Это именно с его катера в ночь на 5 сентября был выпущен тот проклятый «угорь», который вместо прямого, как стрела, рывка к борту очередного тральщика вдруг начал циркуляцию влево и на сорокаузловом ходу влепился под форштевень «S-27» корветтен-капитана Германа Бюхтинга. Усовершенствованный контактный взрыватель на этот раз сработал безукоризненно, несмотря на сравнительно небольшую осадку «шнелльбота» и далёкий от прямого угол попадания. Взрыв 280 килограммов «амтекса» мгновенно отправил катер на дно. Из его экипажа удалось подобрать лишь пятерых, все без исключения — контуженые, раненые и обожжённые.
Командир, Герман Бюхтинг, по случайности пострадал меньше остальных, но лечиться и восстанавливаться ему пришлось достаточно долго.

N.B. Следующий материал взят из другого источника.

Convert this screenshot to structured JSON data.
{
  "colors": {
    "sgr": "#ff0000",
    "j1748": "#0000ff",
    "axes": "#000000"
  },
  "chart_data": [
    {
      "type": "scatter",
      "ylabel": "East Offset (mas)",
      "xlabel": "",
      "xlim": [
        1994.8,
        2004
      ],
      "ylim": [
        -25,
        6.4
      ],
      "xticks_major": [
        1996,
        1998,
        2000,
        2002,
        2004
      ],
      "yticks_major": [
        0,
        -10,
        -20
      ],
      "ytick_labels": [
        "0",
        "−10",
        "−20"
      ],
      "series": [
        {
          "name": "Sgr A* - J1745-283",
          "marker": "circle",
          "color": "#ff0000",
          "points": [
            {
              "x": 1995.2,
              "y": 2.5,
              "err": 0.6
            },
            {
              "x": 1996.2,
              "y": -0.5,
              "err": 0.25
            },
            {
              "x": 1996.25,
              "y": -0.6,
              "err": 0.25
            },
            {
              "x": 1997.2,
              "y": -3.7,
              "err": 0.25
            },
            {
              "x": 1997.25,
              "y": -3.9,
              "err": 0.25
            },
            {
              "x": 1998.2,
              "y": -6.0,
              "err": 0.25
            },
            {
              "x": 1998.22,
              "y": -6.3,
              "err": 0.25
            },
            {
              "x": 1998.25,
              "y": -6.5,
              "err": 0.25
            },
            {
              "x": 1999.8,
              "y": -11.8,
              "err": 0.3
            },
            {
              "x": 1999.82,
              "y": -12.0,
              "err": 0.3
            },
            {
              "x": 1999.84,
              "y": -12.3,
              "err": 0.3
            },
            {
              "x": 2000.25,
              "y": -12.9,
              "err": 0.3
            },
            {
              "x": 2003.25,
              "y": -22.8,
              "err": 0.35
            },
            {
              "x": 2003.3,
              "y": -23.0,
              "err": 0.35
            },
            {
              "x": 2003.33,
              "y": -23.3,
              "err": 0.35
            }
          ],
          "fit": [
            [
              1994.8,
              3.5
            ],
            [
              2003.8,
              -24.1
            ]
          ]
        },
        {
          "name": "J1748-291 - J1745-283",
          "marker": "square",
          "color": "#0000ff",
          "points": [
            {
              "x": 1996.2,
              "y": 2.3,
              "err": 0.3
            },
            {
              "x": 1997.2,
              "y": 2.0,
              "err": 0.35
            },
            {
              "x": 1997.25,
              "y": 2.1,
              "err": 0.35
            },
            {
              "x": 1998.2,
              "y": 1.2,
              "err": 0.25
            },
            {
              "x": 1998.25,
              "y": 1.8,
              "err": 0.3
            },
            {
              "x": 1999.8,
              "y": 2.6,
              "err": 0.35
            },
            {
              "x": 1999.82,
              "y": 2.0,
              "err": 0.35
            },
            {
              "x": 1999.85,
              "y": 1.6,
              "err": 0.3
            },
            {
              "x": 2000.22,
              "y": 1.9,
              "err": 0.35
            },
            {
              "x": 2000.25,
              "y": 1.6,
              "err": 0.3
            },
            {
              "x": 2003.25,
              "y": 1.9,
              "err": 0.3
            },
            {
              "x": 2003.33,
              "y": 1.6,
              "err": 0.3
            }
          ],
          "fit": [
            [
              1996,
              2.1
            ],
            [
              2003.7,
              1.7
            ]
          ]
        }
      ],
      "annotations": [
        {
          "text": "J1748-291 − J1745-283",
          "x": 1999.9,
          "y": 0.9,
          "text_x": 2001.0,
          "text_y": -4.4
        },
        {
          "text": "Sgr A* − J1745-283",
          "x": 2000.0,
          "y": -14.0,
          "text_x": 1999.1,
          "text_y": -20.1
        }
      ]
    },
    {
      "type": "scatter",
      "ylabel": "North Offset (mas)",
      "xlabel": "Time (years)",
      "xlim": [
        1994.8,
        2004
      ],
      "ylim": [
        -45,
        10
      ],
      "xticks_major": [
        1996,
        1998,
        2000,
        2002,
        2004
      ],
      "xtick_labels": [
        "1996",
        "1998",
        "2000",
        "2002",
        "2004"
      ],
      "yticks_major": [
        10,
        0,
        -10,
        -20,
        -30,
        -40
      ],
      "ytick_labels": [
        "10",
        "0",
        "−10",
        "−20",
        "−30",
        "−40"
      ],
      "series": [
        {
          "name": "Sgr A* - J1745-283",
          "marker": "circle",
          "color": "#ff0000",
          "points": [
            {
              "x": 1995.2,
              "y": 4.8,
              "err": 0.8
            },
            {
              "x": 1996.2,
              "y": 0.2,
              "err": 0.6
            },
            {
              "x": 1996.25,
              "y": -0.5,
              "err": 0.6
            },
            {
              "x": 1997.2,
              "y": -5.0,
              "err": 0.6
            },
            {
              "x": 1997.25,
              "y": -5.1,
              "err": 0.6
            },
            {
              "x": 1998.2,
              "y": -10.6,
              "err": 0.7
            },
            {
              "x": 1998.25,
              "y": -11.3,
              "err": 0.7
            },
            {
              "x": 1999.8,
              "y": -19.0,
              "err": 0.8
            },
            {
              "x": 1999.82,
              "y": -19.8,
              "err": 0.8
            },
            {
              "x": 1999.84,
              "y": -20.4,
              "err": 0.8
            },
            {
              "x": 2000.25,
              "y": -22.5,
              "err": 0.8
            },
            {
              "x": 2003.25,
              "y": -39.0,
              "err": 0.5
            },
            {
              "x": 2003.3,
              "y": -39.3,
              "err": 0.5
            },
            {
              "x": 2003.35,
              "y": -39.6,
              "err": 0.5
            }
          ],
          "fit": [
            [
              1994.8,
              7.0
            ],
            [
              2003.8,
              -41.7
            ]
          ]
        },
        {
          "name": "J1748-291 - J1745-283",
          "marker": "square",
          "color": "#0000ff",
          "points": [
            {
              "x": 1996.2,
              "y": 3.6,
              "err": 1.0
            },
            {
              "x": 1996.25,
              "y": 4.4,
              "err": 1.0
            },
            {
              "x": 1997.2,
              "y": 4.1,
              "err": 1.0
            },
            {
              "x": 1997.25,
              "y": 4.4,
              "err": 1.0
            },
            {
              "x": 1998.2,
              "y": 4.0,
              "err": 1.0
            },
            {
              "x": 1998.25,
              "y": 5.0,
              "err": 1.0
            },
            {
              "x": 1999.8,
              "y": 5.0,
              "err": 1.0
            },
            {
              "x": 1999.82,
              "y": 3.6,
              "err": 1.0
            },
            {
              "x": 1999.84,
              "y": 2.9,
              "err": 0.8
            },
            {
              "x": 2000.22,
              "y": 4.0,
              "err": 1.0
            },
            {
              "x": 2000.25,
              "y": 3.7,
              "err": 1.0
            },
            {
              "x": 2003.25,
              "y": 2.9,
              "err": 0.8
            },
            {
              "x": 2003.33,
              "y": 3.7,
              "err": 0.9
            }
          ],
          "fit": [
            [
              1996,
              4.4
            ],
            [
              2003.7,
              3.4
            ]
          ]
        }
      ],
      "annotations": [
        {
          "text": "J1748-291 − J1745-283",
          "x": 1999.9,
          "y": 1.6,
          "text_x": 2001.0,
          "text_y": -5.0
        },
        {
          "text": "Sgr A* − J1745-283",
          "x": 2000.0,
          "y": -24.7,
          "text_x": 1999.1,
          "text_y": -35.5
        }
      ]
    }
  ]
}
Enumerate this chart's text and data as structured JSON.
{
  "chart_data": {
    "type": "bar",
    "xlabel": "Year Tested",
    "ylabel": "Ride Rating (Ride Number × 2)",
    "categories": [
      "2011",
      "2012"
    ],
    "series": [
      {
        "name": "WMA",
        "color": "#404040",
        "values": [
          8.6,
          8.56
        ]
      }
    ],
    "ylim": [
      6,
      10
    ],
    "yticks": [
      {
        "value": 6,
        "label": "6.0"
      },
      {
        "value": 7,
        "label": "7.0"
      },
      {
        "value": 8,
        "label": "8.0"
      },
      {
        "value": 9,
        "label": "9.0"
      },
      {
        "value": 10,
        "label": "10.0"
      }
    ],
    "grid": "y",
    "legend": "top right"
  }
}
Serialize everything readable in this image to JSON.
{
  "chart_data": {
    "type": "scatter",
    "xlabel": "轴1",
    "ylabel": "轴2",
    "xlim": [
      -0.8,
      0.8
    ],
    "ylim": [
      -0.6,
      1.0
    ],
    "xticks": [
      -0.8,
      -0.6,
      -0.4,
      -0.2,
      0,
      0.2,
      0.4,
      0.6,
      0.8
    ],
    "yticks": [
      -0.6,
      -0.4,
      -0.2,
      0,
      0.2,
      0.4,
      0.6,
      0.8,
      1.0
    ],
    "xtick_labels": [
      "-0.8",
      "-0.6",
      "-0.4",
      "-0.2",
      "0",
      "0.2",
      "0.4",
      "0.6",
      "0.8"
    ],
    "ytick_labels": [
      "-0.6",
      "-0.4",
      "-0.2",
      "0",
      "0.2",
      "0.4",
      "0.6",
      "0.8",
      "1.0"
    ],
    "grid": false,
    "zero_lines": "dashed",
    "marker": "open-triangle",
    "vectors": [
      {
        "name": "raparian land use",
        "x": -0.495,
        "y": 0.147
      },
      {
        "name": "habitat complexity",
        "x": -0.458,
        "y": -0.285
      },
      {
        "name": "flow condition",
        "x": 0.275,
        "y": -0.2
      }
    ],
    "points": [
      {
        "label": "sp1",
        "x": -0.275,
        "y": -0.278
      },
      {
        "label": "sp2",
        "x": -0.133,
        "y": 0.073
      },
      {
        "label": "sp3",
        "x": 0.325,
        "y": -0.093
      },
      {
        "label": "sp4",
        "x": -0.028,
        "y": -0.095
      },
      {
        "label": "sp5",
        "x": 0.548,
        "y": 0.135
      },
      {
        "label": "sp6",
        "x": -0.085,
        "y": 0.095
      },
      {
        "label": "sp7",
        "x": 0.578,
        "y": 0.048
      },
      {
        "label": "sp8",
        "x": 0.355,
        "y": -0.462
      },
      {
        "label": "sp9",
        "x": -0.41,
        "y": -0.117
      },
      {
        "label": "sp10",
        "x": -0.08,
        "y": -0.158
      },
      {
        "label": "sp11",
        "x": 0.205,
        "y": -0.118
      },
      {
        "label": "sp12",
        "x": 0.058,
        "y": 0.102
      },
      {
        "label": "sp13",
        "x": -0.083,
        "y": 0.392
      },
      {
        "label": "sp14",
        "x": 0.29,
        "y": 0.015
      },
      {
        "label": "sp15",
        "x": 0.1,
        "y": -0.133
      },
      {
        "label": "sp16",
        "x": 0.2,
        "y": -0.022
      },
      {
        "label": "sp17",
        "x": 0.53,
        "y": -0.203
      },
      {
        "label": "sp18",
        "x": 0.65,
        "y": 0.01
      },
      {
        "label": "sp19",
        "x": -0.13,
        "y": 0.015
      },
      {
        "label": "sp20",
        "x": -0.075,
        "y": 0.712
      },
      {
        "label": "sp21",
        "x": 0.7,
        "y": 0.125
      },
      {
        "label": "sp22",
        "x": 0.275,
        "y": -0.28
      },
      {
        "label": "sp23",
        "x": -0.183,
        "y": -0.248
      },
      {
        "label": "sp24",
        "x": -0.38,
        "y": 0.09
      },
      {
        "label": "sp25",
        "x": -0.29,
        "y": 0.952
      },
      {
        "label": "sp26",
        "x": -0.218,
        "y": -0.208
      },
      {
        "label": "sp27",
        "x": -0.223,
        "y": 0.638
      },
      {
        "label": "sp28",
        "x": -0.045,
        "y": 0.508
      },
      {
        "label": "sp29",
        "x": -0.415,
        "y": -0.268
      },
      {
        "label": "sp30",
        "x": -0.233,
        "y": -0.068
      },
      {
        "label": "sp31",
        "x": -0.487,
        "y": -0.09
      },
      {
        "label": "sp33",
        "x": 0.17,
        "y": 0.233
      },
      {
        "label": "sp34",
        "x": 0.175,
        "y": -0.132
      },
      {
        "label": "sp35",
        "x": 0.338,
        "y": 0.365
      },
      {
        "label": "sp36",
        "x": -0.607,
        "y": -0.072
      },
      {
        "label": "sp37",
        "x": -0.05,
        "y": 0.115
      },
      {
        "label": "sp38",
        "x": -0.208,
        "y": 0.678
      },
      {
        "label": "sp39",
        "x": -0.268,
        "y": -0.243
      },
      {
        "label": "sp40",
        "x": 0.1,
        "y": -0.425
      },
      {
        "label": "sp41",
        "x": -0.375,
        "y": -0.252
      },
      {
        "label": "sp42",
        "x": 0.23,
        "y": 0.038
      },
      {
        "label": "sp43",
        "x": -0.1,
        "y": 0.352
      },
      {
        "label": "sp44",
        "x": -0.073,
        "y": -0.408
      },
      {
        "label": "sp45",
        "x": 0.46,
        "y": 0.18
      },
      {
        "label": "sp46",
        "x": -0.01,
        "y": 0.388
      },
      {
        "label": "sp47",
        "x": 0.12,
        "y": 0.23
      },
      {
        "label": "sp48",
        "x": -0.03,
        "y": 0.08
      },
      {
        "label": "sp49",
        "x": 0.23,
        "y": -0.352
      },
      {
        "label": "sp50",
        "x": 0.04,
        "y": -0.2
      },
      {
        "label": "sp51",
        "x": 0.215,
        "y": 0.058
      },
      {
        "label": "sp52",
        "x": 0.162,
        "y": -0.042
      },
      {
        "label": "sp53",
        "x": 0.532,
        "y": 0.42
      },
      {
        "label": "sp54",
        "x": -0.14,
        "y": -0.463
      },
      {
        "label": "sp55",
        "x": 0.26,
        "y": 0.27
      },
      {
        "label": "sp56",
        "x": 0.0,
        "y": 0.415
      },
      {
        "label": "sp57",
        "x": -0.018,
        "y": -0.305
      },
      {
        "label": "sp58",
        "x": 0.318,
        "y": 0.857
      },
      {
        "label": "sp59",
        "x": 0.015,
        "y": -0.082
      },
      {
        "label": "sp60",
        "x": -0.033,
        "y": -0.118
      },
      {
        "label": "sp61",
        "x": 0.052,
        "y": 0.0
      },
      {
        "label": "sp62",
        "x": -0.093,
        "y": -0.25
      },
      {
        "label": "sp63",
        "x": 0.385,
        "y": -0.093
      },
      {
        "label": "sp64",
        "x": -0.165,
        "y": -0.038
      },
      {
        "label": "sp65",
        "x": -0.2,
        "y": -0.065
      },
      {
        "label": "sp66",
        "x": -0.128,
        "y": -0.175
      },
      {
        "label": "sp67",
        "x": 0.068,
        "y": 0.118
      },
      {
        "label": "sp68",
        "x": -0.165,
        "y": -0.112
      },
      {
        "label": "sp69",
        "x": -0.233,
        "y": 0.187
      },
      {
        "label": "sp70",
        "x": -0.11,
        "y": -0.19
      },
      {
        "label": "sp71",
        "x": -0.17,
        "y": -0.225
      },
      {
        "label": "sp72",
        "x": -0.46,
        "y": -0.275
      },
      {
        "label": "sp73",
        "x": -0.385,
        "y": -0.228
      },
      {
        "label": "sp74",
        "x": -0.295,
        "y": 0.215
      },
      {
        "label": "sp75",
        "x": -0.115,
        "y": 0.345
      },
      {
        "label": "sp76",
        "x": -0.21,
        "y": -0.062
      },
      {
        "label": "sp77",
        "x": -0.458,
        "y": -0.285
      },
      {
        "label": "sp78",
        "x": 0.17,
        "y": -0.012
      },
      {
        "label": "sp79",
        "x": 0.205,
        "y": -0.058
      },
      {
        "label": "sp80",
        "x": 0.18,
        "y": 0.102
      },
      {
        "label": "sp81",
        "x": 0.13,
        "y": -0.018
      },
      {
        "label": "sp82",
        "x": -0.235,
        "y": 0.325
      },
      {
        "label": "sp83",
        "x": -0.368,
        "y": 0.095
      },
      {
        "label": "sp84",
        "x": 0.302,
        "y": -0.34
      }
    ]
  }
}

Урок смекалки и сообразительности
Туапсе. Лето 1943 г. Отдел Смерша НКВД
С крысиной вкрадчивостью что-то поскреблось в сумраке камеры, едва раздражённом тусклой лампочкой в зарешеченном плафоне. Саша даже не сразу сообразил, что этот чуть слышный звук — скрежет железа, которым были оббиты двери камеры, двери складской внушительности и толщины.
— Что, не сидел никогда? — сердито зашипел на него надзиратель, когда он наконец догадался на цыпочках подкрасться к двери. — Третий раз скребусь, как…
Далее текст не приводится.